Herkes bunları düşünürken Emir de bu durumu görmüştü. Burak'ın okula döndüğünü duyunca onu görmek için gelmişti. Ama bu durumu görmek onu da şoka uğratmıştı. Burak Emir'i görünce durumu anladı. Yanına gittiler.

-Tamam her şeyi anlatacağım. İlk önce Canan'ı bulup müsait bir yere gidelim.
-Tamam Burak Bey.

Kantine gittiklerinde Canan Ezgi'yle birlikte bir köşe de oturmuş konuşuyorlardı. Canan üçünü bir arada görünce şaşırmıştı. Mert, Burak birlikte yan yana gülerek geliyorlardı.

Ezgi ise onları gördüğü anda ağzı açık bir şekilde onları izliyordu. Bu okula geldiğinden beri ilk kez böyle bir şey yaşıyordu. Üçü de gelip ikisinin yanında oturdu. Burak hemen Canan'ın yanına oturmuştu. Emir de Ezgi'nin Mert ise ikisinin ortasına oturmuştu.

Burak ve Mert kendilerine açıklama bekleyen bu gözlere her şeyi tek tek anlatmıştı. Dördü de anlatılan her şeyi şaşkın şaşkın dinlediler.

Canan bu duruma sevinmişti. İki dostun arasının daha çok açılması yerine düzelmesi ve tekrar barışmaları onu daha çok mutlu etmişti.

Ama onu en çok mutlu eden bu vesileyle Ezgi ve Emir'in yan yana oturuyorlardı. Ezgi'nin yüz ifadesinden bu olayın şaşkınlığı değil Emir'le yan yana oturmanın heyecanı vardı. Canan kararını vermişti. Bu konu da Burak'tan yardım isteyecekti. Onun için müsait bir zamanı beklemeye karar vermişti.

Onlar konuşurken ders saati gelmişti. Kalkmak için hazırlanırken herkes Ezgi arkadan birisinin çarpmasıyla dengesini kaybedip Emir'in üstüne düşmüştü. Emir Ezgi'yi bir anlık refleksle belinden tuttu. Ezgi doğrulup Emir'e döndü. Ama utandığı için başını eğdi.

-Şey çok özür dilerim. Dengemi kaybettim.
-Önemli değil. Sana bir şey olmadı ya. Biraz sert çarptı çünkü.
-Hayır, hayır iyiyim.

Emir gülmeye başlamıştı. Canan da onların bu durumuna gülüyordu. İstediği şey belki o bir şey yapmadan kendiliğinden olacaktı.

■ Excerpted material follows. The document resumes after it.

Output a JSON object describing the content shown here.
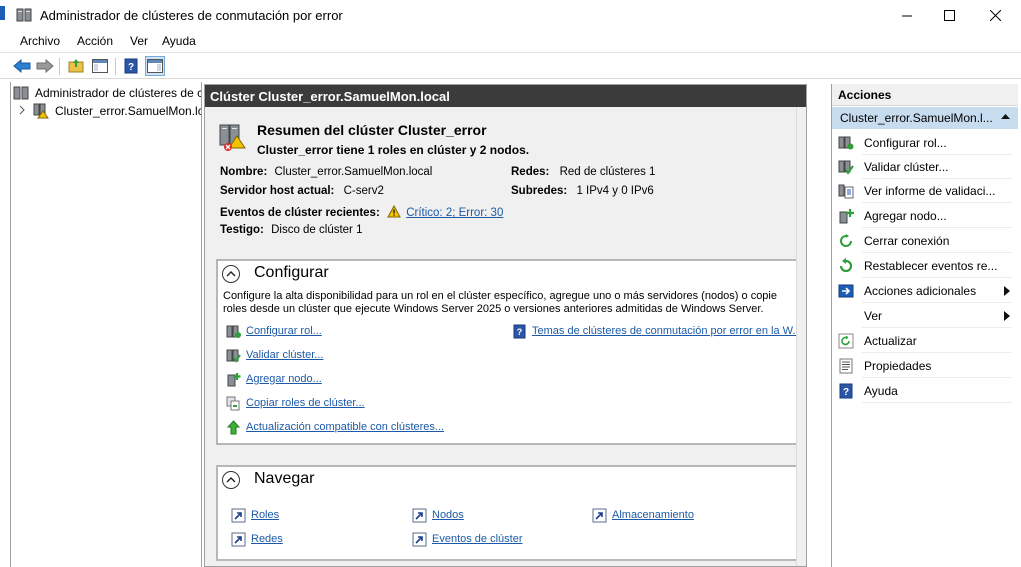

O bunları düşüne düşüne derse giderken kader ağlarını onlar için yavaş yavaş örüyordu. Dengeler daha çok bozulacaktı. Bu Canan'ın okula gelişiyle belli olmuştu. Yeni gelen kız mı yapıyordu her şeyi yoksa her şey onun gelmesiyle mi başlamıştı? Bu ilerleyen zamanlarda belli olacaktı.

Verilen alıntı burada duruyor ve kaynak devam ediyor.